I N V I S I B L E . . . the movie's back story

Pamela Peabody discovered rare, archival footage and produced new interviews with historians, descendants and...

...artists, with an original, vibrant music score, character voices for Teddy Roosevelt, Mark Twain, and Thayer himself, woven together with his paintings, patrons, artist friends of the Dublin Art Colony, and scenes of the beautiful New Hampshire countryside that inspired his communion with nature, all bring to life this fascinating history, never before told to a viewing audience. At right, Pamela Peabody at the movie premiere with the banner of Thayer's Monadnock Angel (fine art reproduction with permission of the Addison Gallery of American Art - as state-of-the-art digital prints on water-resistant satin, available for classroom display).

The artist and naturalist gave up painting society portraits that earned him fame and fortune so that he could live close to Mount Monadnock and devote his time to studying how animals conceal themselves from predators. During World War I, Thayer, passionate in all he undertook, worked to persuade the Allies to adopt his camouflage theories to safeguard troops and ships. Few understood his strategic insights, until long after.


       Invisible has appeared on over 100 PBS stations across the country including New Hampshire Public Television, at the Smithsonian and Free Gallery in Washington and several film festivals. Invisible involved four years of research and interviews, filming and editing, and is the newest in a series of films about American artists produced by Pamela Peabody of PRP Productions.
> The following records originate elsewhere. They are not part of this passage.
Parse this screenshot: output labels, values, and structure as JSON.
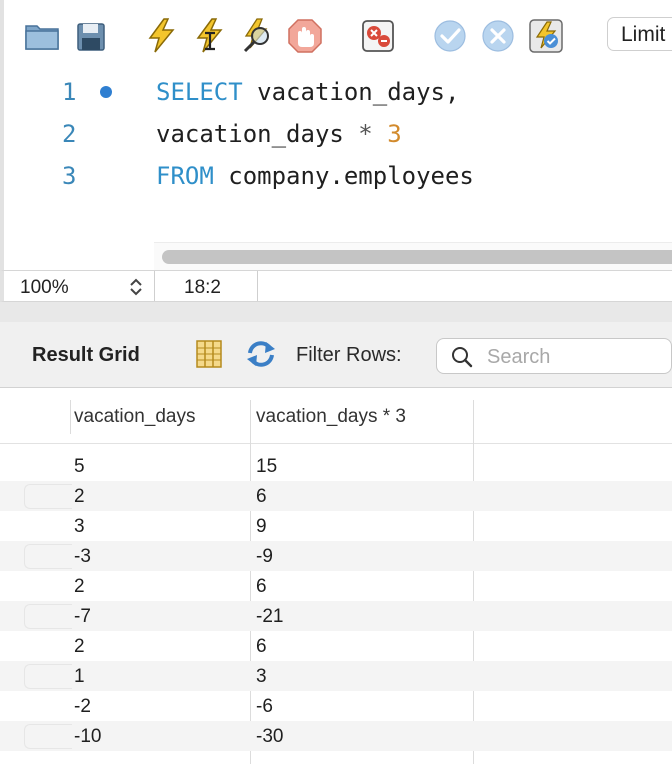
{
  "toolbar": {
    "icons": [
      "open-folder-icon",
      "save-icon",
      "execute-icon",
      "execute-current-icon",
      "explain-icon",
      "stop-icon",
      "toggle-error-icon",
      "commit-icon",
      "rollback-icon",
      "autocommit-icon"
    ],
    "limit_label": "Limit"
  },
  "editor": {
    "line_numbers": [
      "1",
      "2",
      "3"
    ],
    "lines": [
      {
        "keyword": "SELECT",
        "rest": " vacation_days,"
      },
      {
        "plain": "vacation_days ",
        "operator": "*",
        "space": " ",
        "number": "3"
      },
      {
        "keyword": "FROM",
        "rest": " company.employees"
      }
    ]
  },
  "status": {
    "zoom": "100%",
    "cursor": "18:2"
  },
  "results": {
    "title": "Result Grid",
    "filter_label": "Filter Rows:",
    "search_placeholder": "Search",
    "columns": [
      "vacation_days",
      "vacation_days * 3"
    ],
    "rows": [
      [
        "5",
        "15"
      ],
      [
        "2",
        "6"
      ],
      [
        "3",
        "9"
      ],
      [
        "-3",
        "-9"
      ],
      [
        "2",
        "6"
      ],
      [
        "-7",
        "-21"
      ],
      [
        "2",
        "6"
      ],
      [
        "1",
        "3"
      ],
      [
        "-2",
        "-6"
      ],
      [
        "-10",
        "-30"
      ]
    ]
  },
  "colors": {
    "keyword": "#2f8fc9",
    "number": "#d28a2c",
    "line_number": "#3a87b8",
    "marker": "#2f7fd1"
  }
}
   Through outreach programs in schools and art centers, a series of screenings, broadcasts, and presentations in community libraries, museums, colleges, continuing education programs, senior centers, and more, the film is reaching adults and teens.  This new blog offers a Camouflage Curriculum to reach a wider audience of high school and college students. For more information contact PRP Productions.

   The film was inspired by a sense of responsibility to the cultural community of Dublin and the wider Monadnock artistic community as well as the history of American art, and the memory of David Murray, curator at the Archive of American Art in the Smithsonian Institution.

    The film also establishes the background for the current movement of the Monadnock Art Colony which has grown from the Dublin Art Colony, in which Thayer was the foremost magnetic personality among many gifted painters -- including Richard S. Meryman, Sr., Alexander James, George deForest Brush, Joseph Lindon Smith, and nearby, Mary Knowlton, Barry Faulkner, Rockwell Kent, William Preston Phelps, Ben Foster, and Louis Agassiz Fuertes, and later, BeaTrix Sagendorf, Gouri Ivanov-Rinov, and today Georgia Fletcher, Thomas Blagden, Katharine Wolfe, Anne W. B. Blodgett, Daniel Thibeault and Kitty Cloud. At right, Pamela Peabody at the premiere with Barbara de Marneffe at the Colonial Theater in Keene, August 2008.